Wir vergleichen das alte und neue Gesicht der Standorte. Der Blick in die Vergangenheit offenbart vieles über zeittypisches Arbeiten in verschiedenen Jahrzehnten. Eine kleine Bildergalerie.

Blick ins Reklamebüro

Vor dem Ersten Weltkrieg war Grenzach der Motor des Konzerns, zentraler Entwicklungs- und Produktionsstandort. Mehr noch: Hier wurde die Werbetrommel gerührt. Und das nicht zu knapp, per Zeitungsannonce oder per Postkarte für den Hustensaft Sirolin. Das galt vor allem für rezeptfreie Publikumspräparate, für rezeptpflichtige Arznei gab es Ärzteinformationen. Firmengründer Fritz Hoffmann setzte auf eine konsequente Markenstrategie: wiedererkennbare Produktnamen unter einer starken Firmen-Dachmarke.

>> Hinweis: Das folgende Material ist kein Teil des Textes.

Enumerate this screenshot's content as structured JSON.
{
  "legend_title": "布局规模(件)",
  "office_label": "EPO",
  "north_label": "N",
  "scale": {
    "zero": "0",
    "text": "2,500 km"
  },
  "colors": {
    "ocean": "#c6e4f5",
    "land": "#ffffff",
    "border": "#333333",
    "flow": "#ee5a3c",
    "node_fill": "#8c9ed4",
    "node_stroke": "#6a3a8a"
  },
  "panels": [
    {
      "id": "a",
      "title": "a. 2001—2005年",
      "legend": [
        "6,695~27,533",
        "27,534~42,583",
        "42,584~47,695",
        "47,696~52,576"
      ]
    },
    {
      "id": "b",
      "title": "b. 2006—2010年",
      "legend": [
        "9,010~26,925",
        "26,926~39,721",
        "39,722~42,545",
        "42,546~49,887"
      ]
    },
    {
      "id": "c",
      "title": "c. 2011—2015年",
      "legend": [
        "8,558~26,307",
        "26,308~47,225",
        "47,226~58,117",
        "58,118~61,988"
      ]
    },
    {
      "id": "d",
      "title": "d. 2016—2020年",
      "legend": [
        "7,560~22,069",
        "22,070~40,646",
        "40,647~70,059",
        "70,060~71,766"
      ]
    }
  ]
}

Heute macht „FRITZ“ in Grenzach wieder von sich reden: Als Hommage an den Firmengründer heißt so das neue Zentralgebäude. Pünktlich zum Jubiläum wird das fünfgeschossige Multifunktionsgebäude eingeweiht. Inmitten eines grünen Campus gelegen, beherbergt der beeindruckende Neubau auf 10.000 Quadratmetern vieles unter einem Dach: flexible Arbeitsplätze für bis zu 400 Mitarbeitende sowie genügend Raum für Events, Meetings und Gastronomie. Alleine das Forum bietet Platz für 500 Menschen. Kurzum: „FRITZ“ bietet „ziemlich beste Räume“ – so warben Bauplakate für moderne und kreative Arbeitswelten. Es ist die ideale hybride Plattform, um Präsenzund mobile Arbeit miteinander zu verzahnen. „The place to be.“

Mit streng gegliederter Fassade und viel Sichtbeton ist der Neubau 1988 ein typisches Kind der damaligen Zeit. 80 Millionen DM hat das Forschungs- und Entwicklungszentrum für neue Wirkstoffe seinerzeit gekostet. Es markierte einen entscheidenden Schritt zur Konzentration von Aktivitäten, die zuvor auf Tutzing und Penzberg verteilt waren. Fortlaufend angepasst an den neuesten Stand der Technik und an sich wandelnde Arbeitsweisen ist das Haus noch immer in Betrieb. 300 Mitarbeitende der Pharma-Forschung (pRED RICM) arbeiten hier übergreifend an wegweisenden Therapien für Patienten.

In Penzberg denkt man künftig Laborprozesse völlig neu. LEAP heißt das neueste Bau- und Transformationsprojekt, „Laboratory Excellence Accelerator Penzberg“. Statt kleiner fixer Räume dominieren Hallenstrukturen, die sich je nach Flächenbedarf und Arbeitsmodus variabel nutzen lassen; modernste Technologie und Services inklusive. „So maximieren wir Verfügbarkeit und Qualität für die Teams sowie jeden Einzelnen und arbeiten ganz selbstverständlich so flexibel wie wir leben“, erklärt Torsten Offergeld, Lab Strategy Head Penzberg von Roche Diagnostics. Die RnD-Teams von RDS sollen das intelligente Forschungsgebäude, das eine wegweisende Kollaborations-Kultur ermöglicht, ab 2024 nutzen.

Von Wirtschaftswunder und Bauboom ist noch keine Spur zu sehen – Boehringer Mannheim, immerhin bald hundert Jahre alt (1959), zehrt von dem, was nach dem Weltkrieg noch da ist. Das sollte sich ab Mitte der 1950er ändern. Die Umsätze für Therapeutika und Diagnostika stiegen rasant. „Aus einer chemisch-pharmazeutischen Fabrik – in dieser Reihenfolge – wird nun ein nahezu reines Pharmaunternehmen, das auf wissenschaftlicher Grundlage zur Gesundheit beitragen will“, schreibt Unternehmenschronist Fritz Fischer 1991.


Die Zukunft der Produktion steckt in einem quaderförmigen, ausbaufähigen Komplex auf dem Campus: Hier entsteht derzeit eine Reinraum-Produktion für hochsensitive diagnostische Tests. Alle Prozessschritte vom Rohstoff bis zum abfüllfertigen Reagenz sind auf kleinster Fläche optimiert. Gleichzeitig werden höchste Ansprüche an Arbeitsschutz, Wasseraufbereitung und Umweltschutz erfüllt. 2022 soll die Fertigung starten – das sind vom Spatenstich 2020 bis zum ersten Einsatz nicht einmal zwei Jahre. Denn das Gebäude besteht aus weitgehend fertig ausgebauten Modulen. Auch das ein Novum am Standort.